The study involved 27 men, of whom 16 (mean age, 43) had a new diagnosis of mild OSA and 11 (mean age, 47) were diagnosed with severe OSA. None had comorbidities, which is “rare,” according to the researchers. Most people with OSA have co-morbidities such as cardiovascular and metabolic disease, stroke, diabetes, chronic systemic inflammation, or depression.
Another 7 men, matched for patient demographics, did not have OSA and were used as a control group.
In cognitive tests using the Cambridge Neuropsychological Test Automated Battery, patients with severe OSA had poorer vigilance, executive functioning, short-term visual recognition memory, and social and emotion recognition than the matched controls.
Patients with mild OSA performed better in these domains than patients with severe OSA, but worse than the controls.
“The most significant deficits…were demonstrated in the tests that assess both simultaneous visual matching ability and short-term visual recognition memory for non-verbalizable patterns;tests of executive functioning and cued attentional set shifting; in vigilance and psychomotor functioning; and lastly, in social cognition and emotion recognition,” wrote the authors.
“Our findings suggest that distinct, OSA-driven processes may be sufficient for cognitive changes to occur as early as in middle age, in otherwise healthy individuals,” the authors conclude.
The authors speculate that the cognitive deficits are due to intermittent low oxygen and high carbon dioxide in the blood, changes in blood flow to the brain, sleep fragmentation, and neuroinflammation in OSA patients.
“This complex interplay is still poorly understood, but it’s likely that these lead to widespread neuroanatomical and structural changes in the brain and associated functional cognitive and emotional deficits,” said Rosenzweig.
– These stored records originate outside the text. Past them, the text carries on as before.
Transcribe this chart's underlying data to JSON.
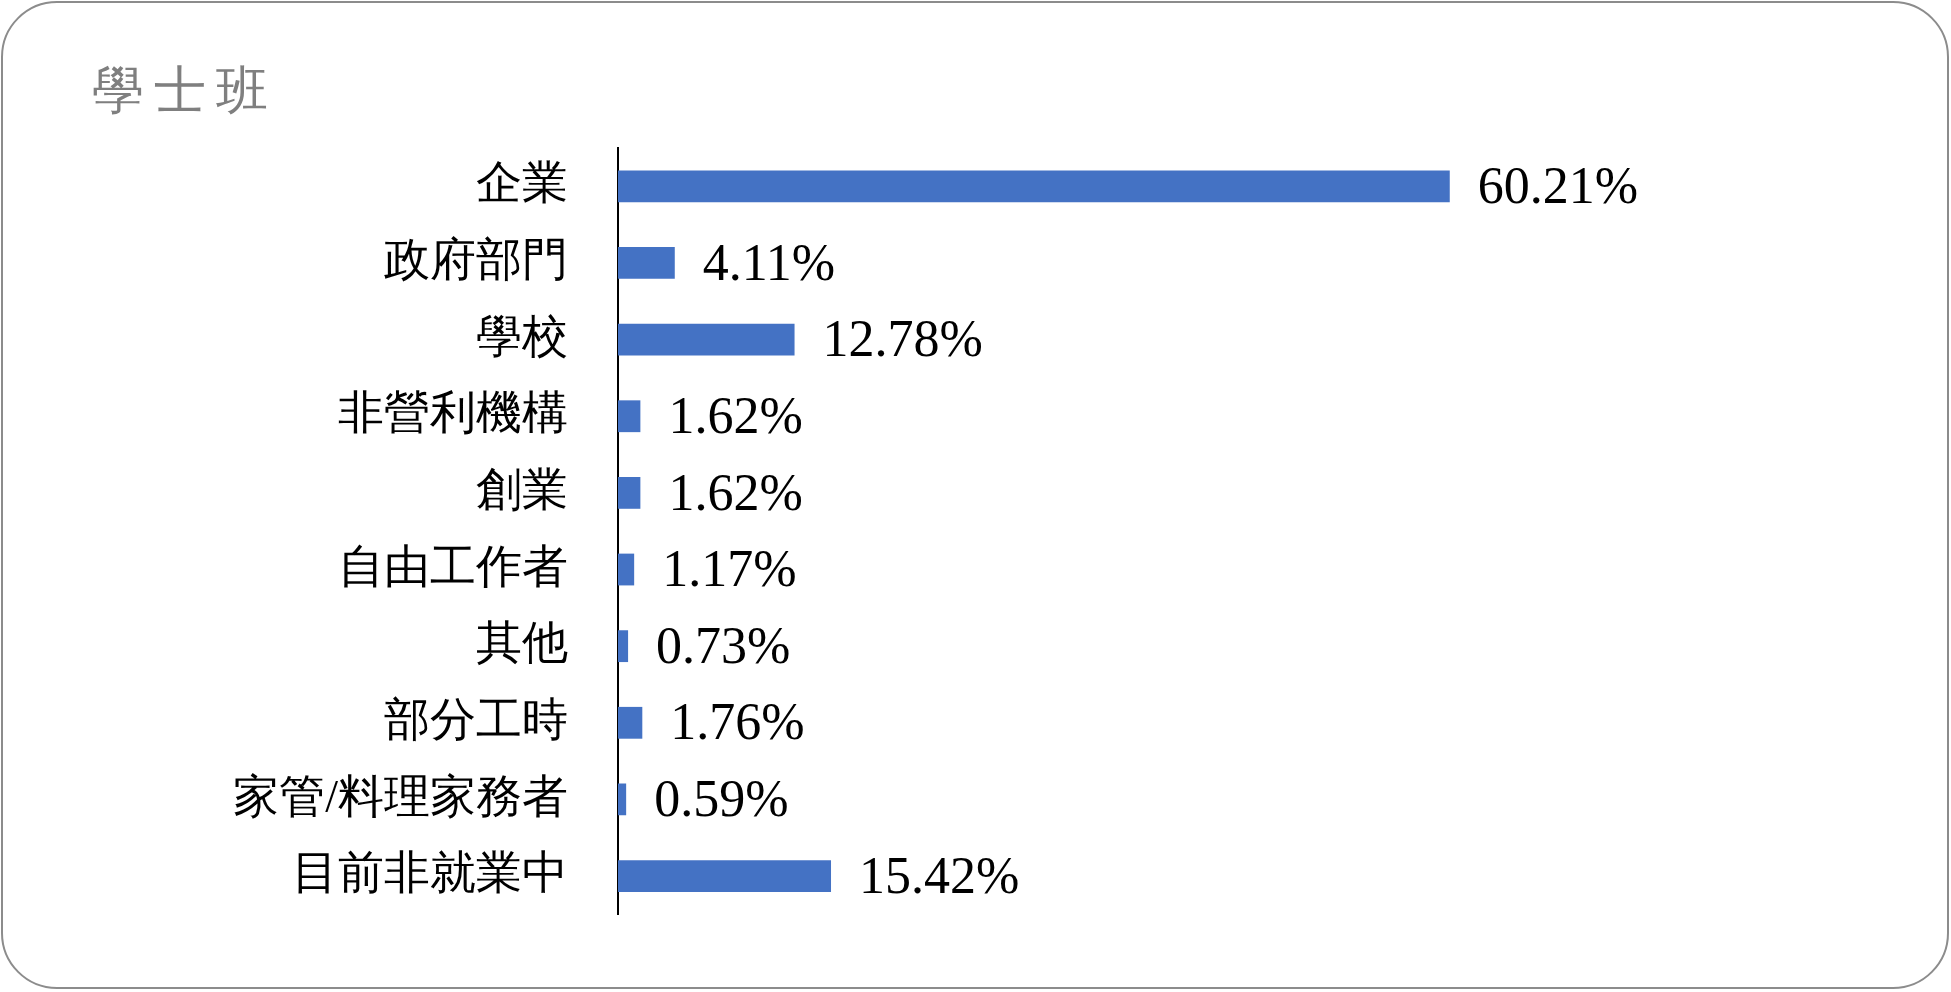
{
  "chart_data": {
    "type": "bar",
    "orientation": "horizontal",
    "title": "學士班",
    "categories": [
      "企業",
      "政府部門",
      "學校",
      "非營利機構",
      "創業",
      "自由工作者",
      "其他",
      "部分工時",
      "家管/料理家務者",
      "目前非就業中"
    ],
    "values": [
      60.21,
      4.11,
      12.78,
      1.62,
      1.62,
      1.17,
      0.73,
      1.76,
      0.59,
      15.42
    ],
    "value_labels": [
      "60.21%",
      "4.11%",
      "12.78%",
      "1.62%",
      "1.62%",
      "1.17%",
      "0.73%",
      "1.76%",
      "0.59%",
      "15.42%"
    ],
    "color": "#4472c4",
    "tick_labels": "y",
    "grid": false
  }
}
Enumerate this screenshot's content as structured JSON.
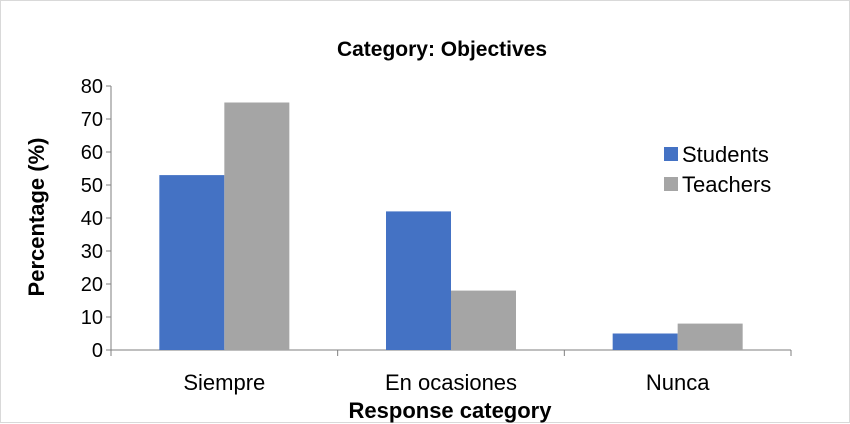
{
  "chart_data": {
    "type": "bar",
    "title": "Category: Objectives",
    "xlabel": "Response category",
    "ylabel": "Percentage (%)",
    "categories": [
      "Siempre",
      "En ocasiones",
      "Nunca"
    ],
    "series": [
      {
        "name": "Students",
        "values": [
          53,
          42,
          5
        ],
        "color": "#4472c4"
      },
      {
        "name": "Teachers",
        "values": [
          75,
          18,
          8
        ],
        "color": "#a5a5a5"
      }
    ],
    "ylim": [
      0,
      80
    ],
    "yticks": [
      "0",
      "10",
      "20",
      "30",
      "40",
      "50",
      "60",
      "70",
      "80"
    ],
    "grid": false,
    "legend": "right"
  }
}
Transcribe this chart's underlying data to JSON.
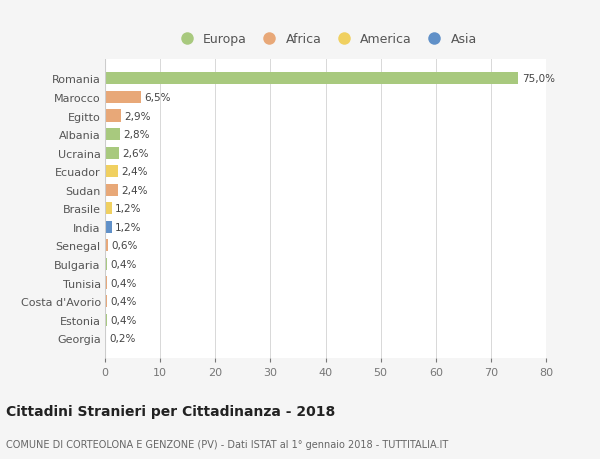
{
  "countries": [
    "Romania",
    "Marocco",
    "Egitto",
    "Albania",
    "Ucraina",
    "Ecuador",
    "Sudan",
    "Brasile",
    "India",
    "Senegal",
    "Bulgaria",
    "Tunisia",
    "Costa d'Avorio",
    "Estonia",
    "Georgia"
  ],
  "values": [
    75.0,
    6.5,
    2.9,
    2.8,
    2.6,
    2.4,
    2.4,
    1.2,
    1.2,
    0.6,
    0.4,
    0.4,
    0.4,
    0.4,
    0.2
  ],
  "labels": [
    "75,0%",
    "6,5%",
    "2,9%",
    "2,8%",
    "2,6%",
    "2,4%",
    "2,4%",
    "1,2%",
    "1,2%",
    "0,6%",
    "0,4%",
    "0,4%",
    "0,4%",
    "0,4%",
    "0,2%"
  ],
  "continents": [
    "Europa",
    "Africa",
    "Africa",
    "Europa",
    "Europa",
    "America",
    "Africa",
    "America",
    "Asia",
    "Africa",
    "Europa",
    "Africa",
    "Africa",
    "Europa",
    "Europa"
  ],
  "colors": {
    "Europa": "#a8c97e",
    "Africa": "#e8a878",
    "America": "#f0d060",
    "Asia": "#6090c8"
  },
  "xlim": [
    0,
    80
  ],
  "xticks": [
    0,
    10,
    20,
    30,
    40,
    50,
    60,
    70,
    80
  ],
  "title": "Cittadini Stranieri per Cittadinanza - 2018",
  "subtitle": "COMUNE DI CORTEOLONA E GENZONE (PV) - Dati ISTAT al 1° gennaio 2018 - TUTTITALIA.IT",
  "background_color": "#f5f5f5",
  "bar_background": "#ffffff",
  "grid_color": "#d8d8d8",
  "legend_order": [
    "Europa",
    "Africa",
    "America",
    "Asia"
  ]
}
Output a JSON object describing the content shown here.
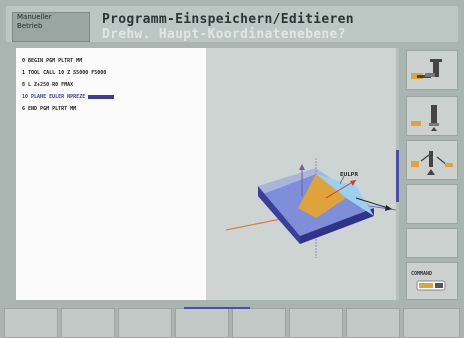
{
  "header": {
    "mode_lines": [
      "Manueller",
      "Betrieb"
    ],
    "title": "Programm-Einspeichern/Editieren",
    "prompt": "Drehw. Haupt-Koordinatenebene?"
  },
  "program": {
    "lines": [
      {
        "text": "0  BEGIN PGM PLTRT MM",
        "active": false
      },
      {
        "text": "1  TOOL CALL 10 Z S5000 F5000",
        "active": false
      },
      {
        "text": "8  L  Z+250 R0 FMAX",
        "active": false
      },
      {
        "text": "10  PLANE EULER NPREZE",
        "active": true
      },
      {
        "text": "6  END PGM PLTRT MM",
        "active": false
      }
    ]
  },
  "graphic": {
    "label": "EULPR"
  },
  "softkeys": {
    "side": [
      "",
      "",
      "",
      "",
      "",
      "COMMAND"
    ],
    "bottom": [
      "",
      "",
      "",
      "",
      "",
      "",
      "",
      "",
      ""
    ]
  },
  "colors": {
    "background": "#aab4b1",
    "accent": "#3a3ca0",
    "graphic_bg": "#cdd4d2"
  },
  "icons": [
    "tool-axis-up-icon",
    "tool-axis-down-icon",
    "tool-tilt-icon",
    "command-toggle-icon"
  ]
}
Whether co-morbidities have similar negative effects on cognition above and beyond those caused directly by OSA is not yet clear.
“Our study is a proof of concept,” said Rosenzweig. “However, our findings suggest that co-morbidities likely worsen and perpetuate any cognitive deficits caused directly by OSA itself.”
“What remains to be clarified in future studies is whether co-morbidities have an additive or synergistic effect on the latter deficits, and whether there is a difference in brain circuitry in OSA patients with or without co-morbidities.”